Lee talked about how the partners of the limited partners hesitate to criticize the powerful managers of the fund, fearing that they might be cut off from investing in these companies again. But she imagined one thing they might say if they might speak freely:

“Everyone wants to get to the X brand fund, so they never criticize them (for fear of repercussions). . They probably speak about us behind our backs (laughs) … But what they would say is (that) all people who were employed in these companies in the Venture in the Era of ZIRP. . . They made several shit investments, “and now they’re elbows – except that it is just too late, Lee noticed. “All money (LPS) was basically simply thrown on drainage, because people from work of the undertaking did not remain long enough to see if the companies were successful.”

Advertisement

Lee isn’t the fault of those newer investors. “Only a lot of people have not been trained and did not receive any mentoring or internship, as well as many investments and. As a result, there are many orphaned companies. ”

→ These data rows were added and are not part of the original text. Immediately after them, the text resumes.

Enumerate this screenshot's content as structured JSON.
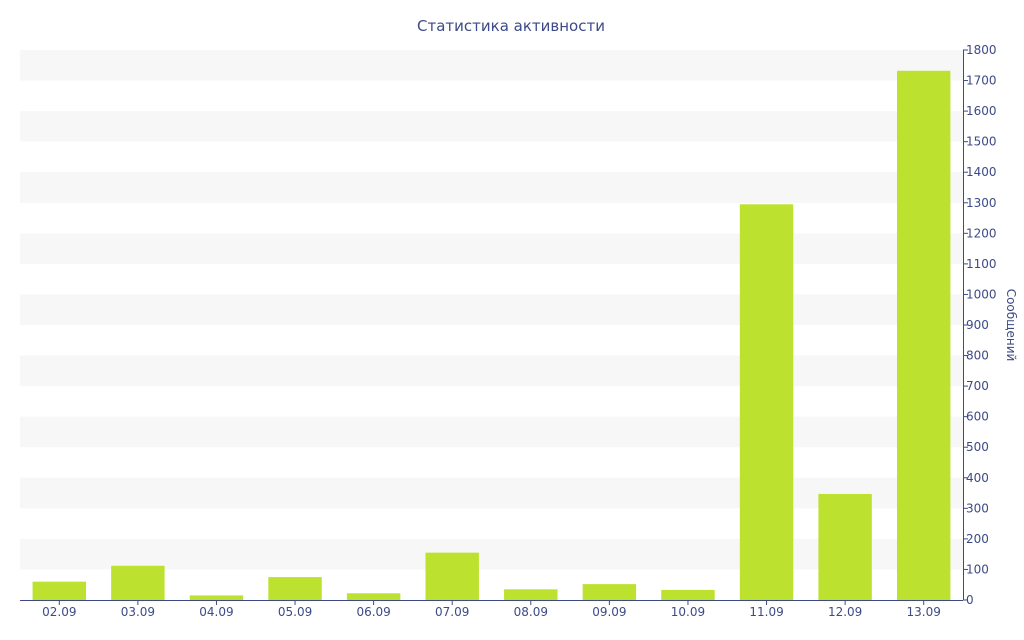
{
  "chart_data": {
    "type": "bar",
    "title": "Статистика активности",
    "xlabel": "",
    "ylabel": "Сообщений",
    "categories": [
      "02.09",
      "03.09",
      "04.09",
      "05.09",
      "06.09",
      "07.09",
      "08.09",
      "09.09",
      "10.09",
      "11.09",
      "12.09",
      "13.09"
    ],
    "values": [
      60,
      112,
      15,
      75,
      22,
      155,
      35,
      52,
      33,
      1295,
      347,
      1732
    ],
    "ylim": [
      0,
      1800
    ],
    "yticks": [
      0,
      100,
      200,
      300,
      400,
      500,
      600,
      700,
      800,
      900,
      1000,
      1100,
      1200,
      1300,
      1400,
      1500,
      1600,
      1700,
      1800
    ],
    "y_axis_side": "right",
    "grid": "alternating horizontal bands",
    "colors": {
      "bar": "#bce22f",
      "band": "#f7f7f7",
      "axis": "#3d4a87",
      "text": "#3d4a87"
    }
  }
}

But there’s another excuse why the startups are left on their very own devices “and I think it is crazy,” said Lee; In many cases, the companies were orphaned by the senior general partner “who ran the investment – which is still there (in the company), but simply stopped appearing at the meetings of the board.”

This has been happening for some companies for years. Nobody had major care throughout the financing era with Covid, and the corner cut never stopped relating to the identical investments. But this can be a key reason why the growing variety of companies tries to search out external assist in exit strategies and why LPS can be justified in expressing greater frustration.

As one other a few years of VC, Jason Lemkin, told this editor at the tip of 2022, when VC for the primary time ceased to seem at startup meetings that lose their shoot: “(s) should not be controls and balances? Millions and millions are invested by pension funds, universities, widows and orphans, and when you do not perform any diligence on the way, and you do not perform constant diligence at a meeting of the board, in a sense you discourage your trust duties against LPS, right? “

Advertisement

(Tagstranslate) aileen lee

This article was originally published on : techcrunch.com
Continue Reading
Advertisement

OUR NEWSLETTER

Subscribe Us To Receive Our Latest News Directly In Your Inbox!

We don’t spam! Read our privacy policy for more info.